Même si en terme de beating l’album ne tape jamais dans l’ultra massif, tu reconnaîtras sûrement ici un certain art du breakbeat, de la snare qui poutre des nuques et du contre-temps qui ne t’en fait pas perdre. Toujours peu client des chroniques « track by track », et même si le long format jouit d’une cohérence impressionnante et ne contient pas franchement de temps faibles (en cherchant vraiment la petite bête, on peut peut-être en trouver un ou deux vers la fin), quatre titres se dégagent pour moi comme les pierres angulaires du disque.
Le très court et tellement thug « badass » Hopper, l’impressionnant et bien nommé 7 Cycles, cousu dans une progression rythmique narquoise pleine de vices, d’effluves ambient et de régurgitations industrielles.

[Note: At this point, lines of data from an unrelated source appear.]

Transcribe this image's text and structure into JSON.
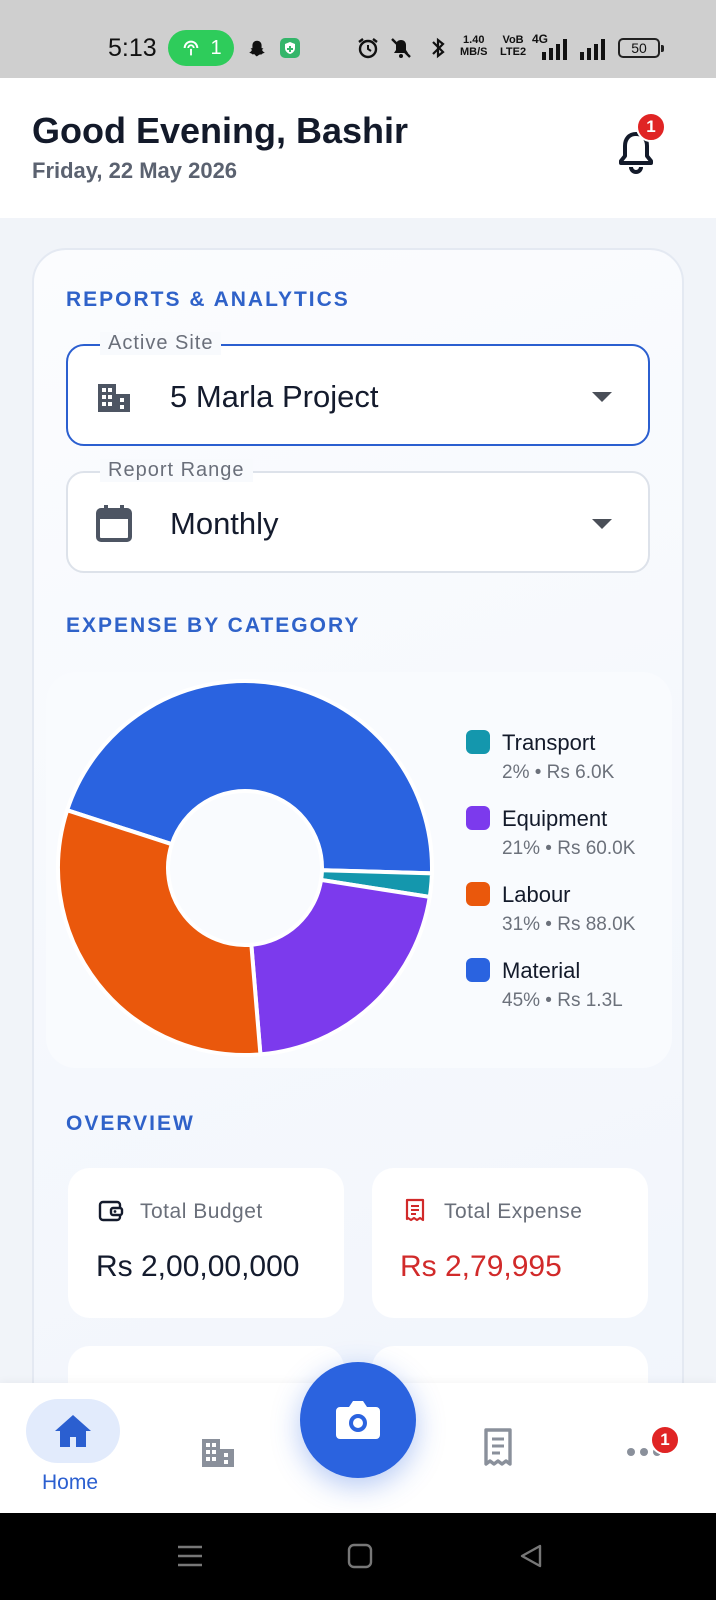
{
  "status_bar": {
    "time": "5:13",
    "hotspot_count": "1",
    "speed_value": "1.40",
    "speed_unit": "MB/S",
    "volte_top": "VoB",
    "volte_bottom": "LTE2",
    "network": "4G",
    "battery": "50"
  },
  "header": {
    "greeting": "Good Evening, Bashir",
    "date": "Friday, 22 May 2026",
    "notification_count": "1"
  },
  "reports": {
    "section_title": "REPORTS & ANALYTICS",
    "active_site_label": "Active Site",
    "active_site_value": "5 Marla Project",
    "report_range_label": "Report Range",
    "report_range_value": "Monthly"
  },
  "expense": {
    "section_title": "EXPENSE BY CATEGORY"
  },
  "chart_data": {
    "type": "pie",
    "donut": true,
    "categories": [
      "Material",
      "Transport",
      "Equipment",
      "Labour"
    ],
    "values": [
      45,
      2,
      21,
      31
    ],
    "amounts": [
      "Rs 1.3L",
      "Rs 6.0K",
      "Rs 60.0K",
      "Rs 88.0K"
    ],
    "colors": [
      "#2a63e0",
      "#1497ad",
      "#7c3aed",
      "#ea580c"
    ],
    "legend": [
      {
        "name": "Transport",
        "detail": "2% • Rs 6.0K",
        "color": "#1497ad"
      },
      {
        "name": "Equipment",
        "detail": "21% • Rs 60.0K",
        "color": "#7c3aed"
      },
      {
        "name": "Labour",
        "detail": "31% • Rs 88.0K",
        "color": "#ea580c"
      },
      {
        "name": "Material",
        "detail": "45% • Rs 1.3L",
        "color": "#2a63e0"
      }
    ],
    "legend_position": "right"
  },
  "overview": {
    "section_title": "OVERVIEW",
    "total_budget_label": "Total Budget",
    "total_budget_value": "Rs 2,00,00,000",
    "total_expense_label": "Total Expense",
    "total_expense_value": "Rs 2,79,995"
  },
  "bottom_nav": {
    "home_label": "Home",
    "more_badge": "1"
  }
}
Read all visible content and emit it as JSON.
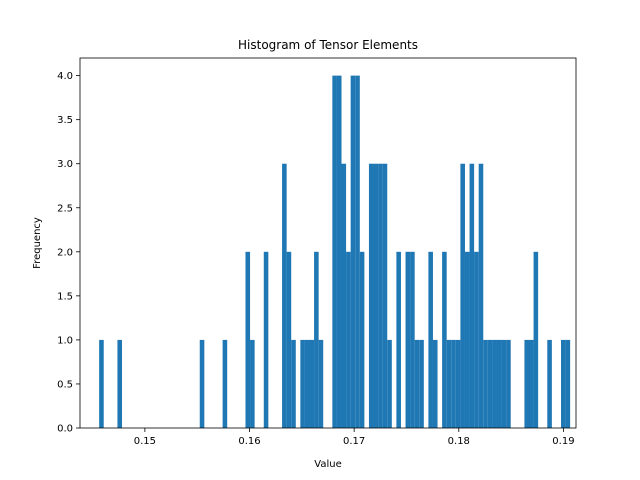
{
  "chart_data": {
    "type": "bar",
    "title": "Histogram of Tensor Elements",
    "xlabel": "Value",
    "ylabel": "Frequency",
    "xlim": [
      0.1438,
      0.1912
    ],
    "ylim": [
      0,
      4.2
    ],
    "xticks": [
      "0.15",
      "0.16",
      "0.17",
      "0.18",
      "0.19"
    ],
    "xtick_values": [
      0.15,
      0.16,
      0.17,
      0.18,
      0.19
    ],
    "yticks": [
      "0.0",
      "0.5",
      "1.0",
      "1.5",
      "2.0",
      "2.5",
      "3.0",
      "3.5",
      "4.0"
    ],
    "ytick_values": [
      0,
      0.5,
      1.0,
      1.5,
      2.0,
      2.5,
      3.0,
      3.5,
      4.0
    ],
    "bar_color": "#1f77b4",
    "bins": {
      "start": 0.14563,
      "width": 0.000437,
      "counts": [
        1,
        0,
        0,
        0,
        1,
        0,
        0,
        0,
        0,
        0,
        0,
        0,
        0,
        0,
        0,
        0,
        0,
        0,
        0,
        0,
        0,
        0,
        1,
        0,
        0,
        0,
        0,
        1,
        0,
        0,
        0,
        0,
        2,
        1,
        0,
        0,
        2,
        0,
        0,
        0,
        3,
        2,
        1,
        0,
        1,
        1,
        1,
        2,
        1,
        0,
        0,
        4,
        4,
        3,
        2,
        4,
        4,
        2,
        0,
        3,
        3,
        3,
        3,
        1,
        0,
        2,
        0,
        2,
        2,
        1,
        1,
        0,
        2,
        1,
        0,
        2,
        1,
        1,
        1,
        3,
        2,
        3,
        2,
        3,
        1,
        1,
        1,
        1,
        1,
        1,
        0,
        0,
        0,
        1,
        1,
        2,
        0,
        0,
        1,
        0,
        0,
        1,
        1
      ]
    }
  }
}
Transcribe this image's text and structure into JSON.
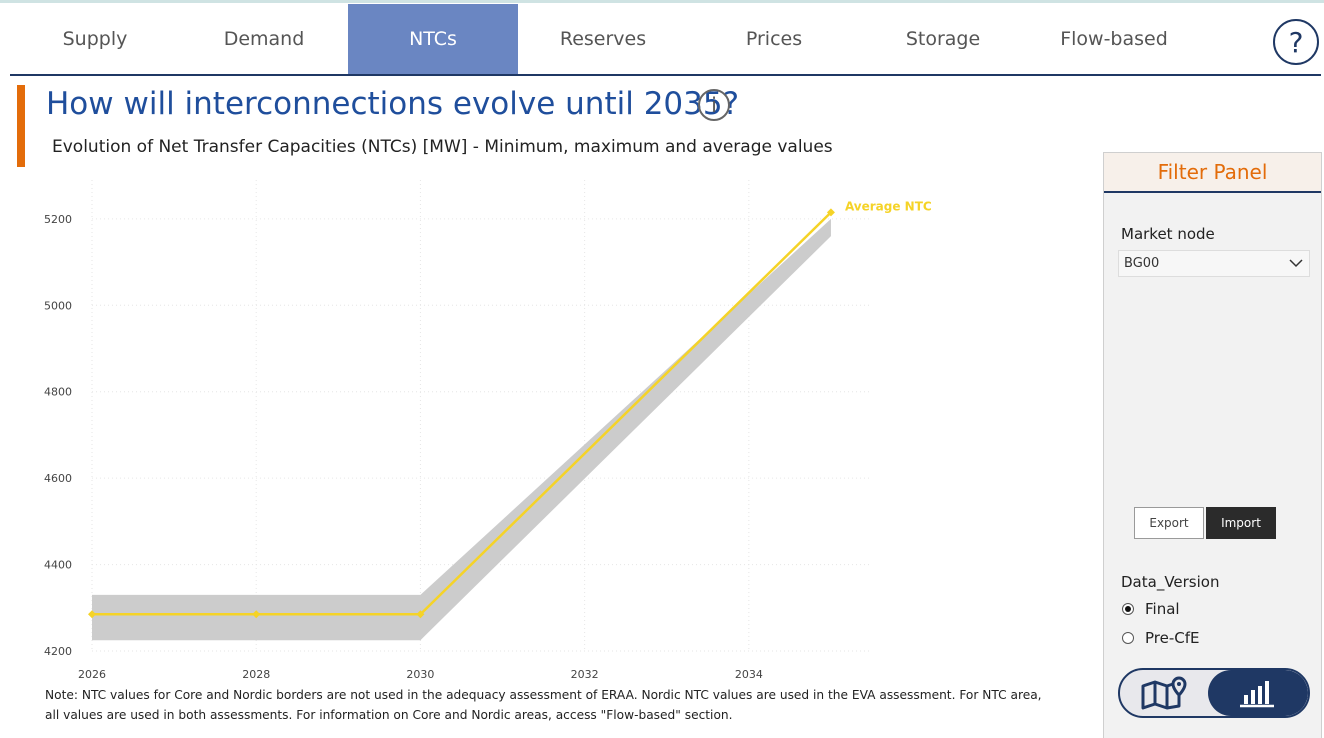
{
  "tabs": [
    {
      "label": "Supply"
    },
    {
      "label": "Demand"
    },
    {
      "label": "NTCs",
      "active": true
    },
    {
      "label": "Reserves"
    },
    {
      "label": "Prices"
    },
    {
      "label": "Storage"
    },
    {
      "label": "Flow-based"
    }
  ],
  "help_icon": "question-mark-icon",
  "page": {
    "title": "How will interconnections evolve until 2035?",
    "info_icon": "info-icon",
    "subtitle": "Evolution of Net Transfer Capacities (NTCs) [MW] - Minimum, maximum and average values",
    "note": "Note: NTC values for Core and Nordic borders are not used in the adequacy assessment of ERAA. Nordic NTC values are used in the EVA assessment. For NTC area, all values are used in both assessments. For information on Core and Nordic areas, access \"Flow-based\" section."
  },
  "chart_data": {
    "type": "line",
    "x": [
      2026,
      2028,
      2030,
      2035
    ],
    "series": [
      {
        "name": "Average NTC",
        "values": [
          4285,
          4285,
          4285,
          5215
        ],
        "color": "#f5d327"
      }
    ],
    "band_min": [
      4225,
      4225,
      4225,
      5160
    ],
    "band_max": [
      4330,
      4330,
      4330,
      5200
    ],
    "band_color": "#cccccc",
    "xticks": [
      2026,
      2028,
      2030,
      2032,
      2034
    ],
    "yticks": [
      4200,
      4400,
      4600,
      4800,
      5000,
      5200
    ],
    "xlim": [
      2026,
      2035.5
    ],
    "ylim": [
      4200,
      5290
    ],
    "grid": true,
    "legend": "inline label at line end"
  },
  "filter_panel": {
    "title": "Filter Panel",
    "market_node_label": "Market node",
    "market_node_value": "BG00",
    "export_label": "Export",
    "import_label": "Import",
    "data_version_label": "Data_Version",
    "options": [
      {
        "label": "Final",
        "selected": true
      },
      {
        "label": "Pre-CfE",
        "selected": false
      }
    ],
    "toggle": {
      "left_icon": "map-pin-icon",
      "right_icon": "bar-chart-icon"
    }
  }
}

Ferm, ses éléments de batterie variant entre l’épine ou l’aiguille, ses souffles rauques et sa divine nappe d’entre deux mondes (à 1″18, 2″25 et 3″33). T15, qui sans y trouver d’explication rationnelle, me renvoie à des sensations semblables à celles que procure le parachute ascensionnel. Si headbanger et remuer ton booty shake en toute quiétude comme un robot c’est ton truc, Blackboard Jungle et ONEFIVEOOOH devraient se révéler tels des compagnons durables.
Même en étant le plus mesuré possible, je ne parviens pas à envisager cet album autrement que comme l’album électronique le plus réussi et le plus excitant (pour l’instant) de cette année. Il réconciliera les vieux adorateurs de Skam et devrait attirer vers le label de nouveaux jeunes et beaux supporters. L’adage « c’était mieux avant » résonne donc ici comme particulièrement claqué.
Prématurément leaké (la sortie est programmée pour la troisième semaine de juin), annoncé avec un seul extrait et dans un pressage famélique, je ne doute pas un instant que tu vas le télécharger comme un sagouin pour t’en faire ta propre représentation et mieux préparer sa future acquisition. Tsugi et les Inrocks n’en causeront pas, tu es donc (presque) assuré d’avoir raison.